His cinema by this point had a proven track record of representing women well. And also, as mentioned, for finding pleasure in provocation. As an auteur, his worldview has been made clear through his art. Thus while watching we are aware of the director’s own eyes, looking out through the frame at us. Talk To Her’s stage-bound parentheses extend to an acknowledgement that this is all high drama, and even the salacious material takes place at a remove from ‘reality’. Never is this more apparent than during the playful and hysterical film-within-the-film; a mock-up of silent cinema theatrics that turns into a strange, sexual re-imagining of Jack Arnold’s The Incredible Shrinking Man. Take this seriously at your peril, Almodóvar seems to be saying.
Still, there are serious things being said. Emotionally stunted responses from men like Benigno are revealed to be dangerous and the cause of crises by Almodóvar. Alicia’s hair clip becomes an unseemly totem of his. Marco is clearly a separate person from him, but he still has the ability to empathise with his friend, right until the end.
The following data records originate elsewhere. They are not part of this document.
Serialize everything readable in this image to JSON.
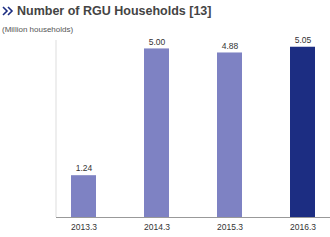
{
  "chart_data": {
    "type": "bar",
    "title": "Number of RGU Households [13]",
    "subtitle": "(Million households)",
    "categories": [
      "2013.3",
      "2014.3",
      "2015.3",
      "2016.3"
    ],
    "values": [
      1.24,
      5.0,
      4.88,
      5.05
    ],
    "value_labels": [
      "1.24",
      "5.00",
      "4.88",
      "5.05"
    ],
    "colors": [
      "#7e82c3",
      "#7e82c3",
      "#7e82c3",
      "#1c2d82"
    ],
    "ylim": [
      0,
      5.25
    ],
    "yticks": [],
    "grid": false,
    "data_labels": true,
    "tick_labels": "x"
  }
}
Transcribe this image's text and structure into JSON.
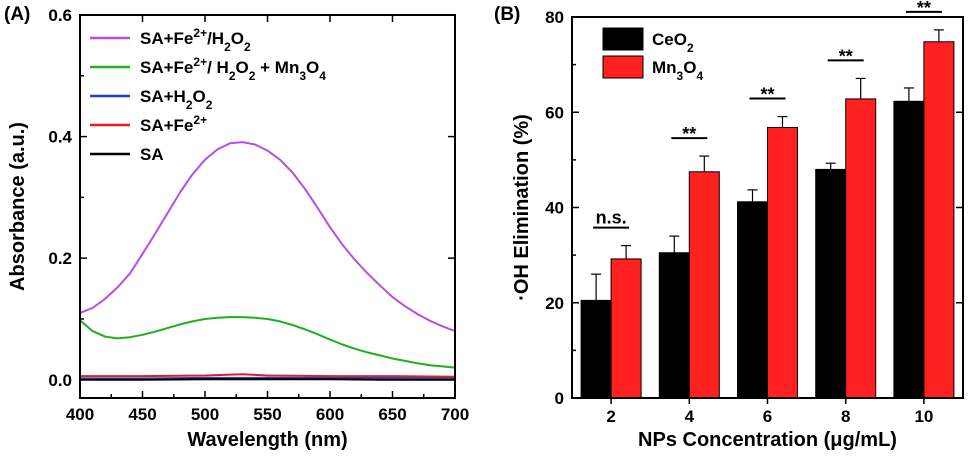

Perhaps that is another lesson being imparted here; it is possible to identify with a monster, without descending into the same unflinching depths, and in these grey areas we might hope to find some understanding.
Talk To Her feels precariously balanced; a deft sea-saw act which reflects and contrasts on itself from multiple vantages. Tomboy Lydia is the opposite of effeminate Benigno, while the relationship between the men is tender, with a mild sexual undercurrent wholly appropriate from a filmmaker always ready to embrace fluidity and discard societal norms. Talk To Her is just so damned well made, and with a sensational narrative for the ages, never anything less than totally engrossing.